Blue Garuda wrote:
OK. That's the vernacular, but you mentioned 'all samayas' . In DI the samaya encompasses all others, so presumably breaking it also breaks all others?
In terms of the Ngagpa, is it correct to assume they all practice Dzogchen, or do the Gelug Ngagpas not do so? (I was told there was a Gelug Ngagpa ordination, but I've not managed to confirm this.)
The term sngags pa is pretty general and loose.
The probable early origin of it had to do with the fact that serious Buddhist upasakas in India typically wore white. This custom was transferred to Tibet. Because in Tibet there was no context of a wider Buddhist society, upasaka mantra practitioners came to be respected along with the monks. It was never the case that in India there was a so called "sngags pa" sangha. The sngags pa class of practitioners evolved from the circumstances of Tibetan society. So, your so called sngags pa was originally a Buddhist upasaka who practiced tantra.
Later on when the Chö tradition was evolving, alongside of this there evolved a kind of Buddhist sadhu in Tibet called a chöpa. The present day hair empowerment tradition largely is derived from chö.

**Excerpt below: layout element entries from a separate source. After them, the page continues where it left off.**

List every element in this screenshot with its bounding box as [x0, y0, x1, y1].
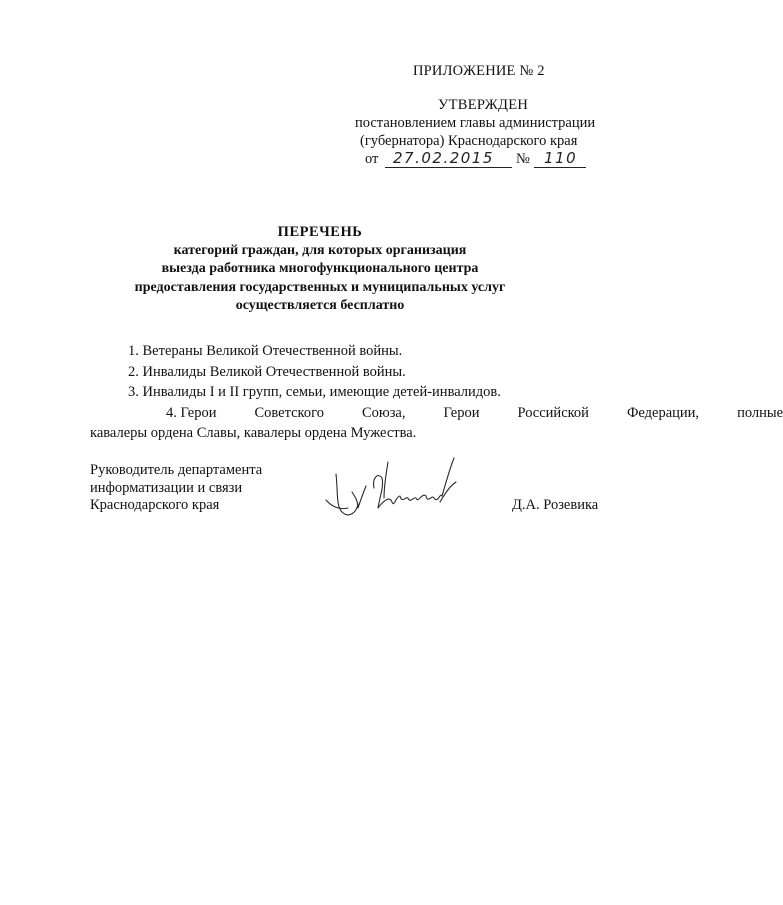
list-item: 2. Инвалиды Великой Отечественной войны. [128, 363, 406, 380]
list-item-word: Советского [254, 404, 324, 421]
signer-position-line: информатизации и связи [90, 479, 243, 496]
title-line: предоставления государственных и муниципальных услуг [134, 279, 506, 295]
list-item-word: Союза, [361, 404, 406, 421]
title-line: осуществляется бесплатно [235, 298, 405, 313]
title-heading: ПЕРЕЧЕНЬ [277, 224, 363, 240]
list-item-word: полные [737, 404, 783, 421]
date-label: от [365, 151, 379, 167]
signer-position-line: Краснодарского края [90, 497, 220, 513]
list-item-word: Федерации, [626, 404, 700, 421]
approved-label: УТВЕРЖДЕН [438, 97, 529, 113]
handwritten-signature [322, 452, 472, 532]
list-item [90, 403, 783, 444]
signer-position-line: Руководитель департамента [90, 462, 263, 478]
list-item-word: Российской [517, 404, 589, 421]
signer-name: Д.А. Розевика [512, 497, 599, 513]
list-item-word: Герои [443, 404, 480, 421]
approval-resolution-line: постановлением главы администрации [355, 115, 596, 131]
list-item: 1. Ветераны Великой Отечественной войны. [128, 343, 403, 359]
handwritten-date: 27.02.2015 [393, 149, 494, 167]
signer-position [90, 462, 262, 515]
list-item-continuation: кавалеры ордена Славы, кавалеры ордена Мужества. [90, 425, 417, 441]
title-line: категорий граждан, для которых организация [173, 242, 467, 258]
handwritten-number: 110 [544, 149, 578, 167]
number-label: № [516, 151, 530, 167]
document-title [120, 223, 520, 316]
appendix-label: ПРИЛОЖЕНИЕ № 2 [413, 63, 545, 79]
approval-authority-line: (губернатора) Краснодарского края [360, 133, 578, 149]
title-line: выезда работника многофункционального центра [161, 261, 479, 276]
list-item-word: 4. Герои [166, 404, 217, 421]
list-item-first-line [90, 403, 783, 424]
categories-list [90, 341, 783, 444]
list-item: 3. Инвалиды I и II групп, семьи, имеющие детей-инвалидов. [128, 384, 501, 400]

These days there are many people who are told by their teachers to where stripped robes, etc., and they call themselves Ngagpas too. Also the garb of different sngag pa colleges vary -- there really isn't a set thing.
There is no sngags pa tradition in Gelug. It exists only in Nyingma. The only Ngagpas in Sakya are the Khon, and their tradition is Nyingma as well. The Kagyus don't really have ngagpas in the same way as the Nyingmapas. They have Togdens and Repas (also another kind of Buddhist sadhu). In general, the term Ngagpa has come to mean "serious tantric practitioner who is not a monk", much like its original usage. The idea that ngagpas have to follow monastic vows is a very debatable point of view --but it comes from the approach to the nine yānas found in root Anuyoga tantra, Dupa'i Do.
ChNN does not emphasize a chatechistic approach to samaya where you are behaving like a hinayāna practitioner, obsessed with the details of one's vows.
Samaya means "being together". So in this case it refers to your relatsionship with the teachings, teacher, fellow students, and ultimately all beings. If you treat other people like shit, if you are rude to them without cause, etc., then you have made mistake. Also we often do not understand when we have broken a samaya so it is pointless to obsess about the vows. There are hundreds and thousands of samayas. So, we just do Guru yoga.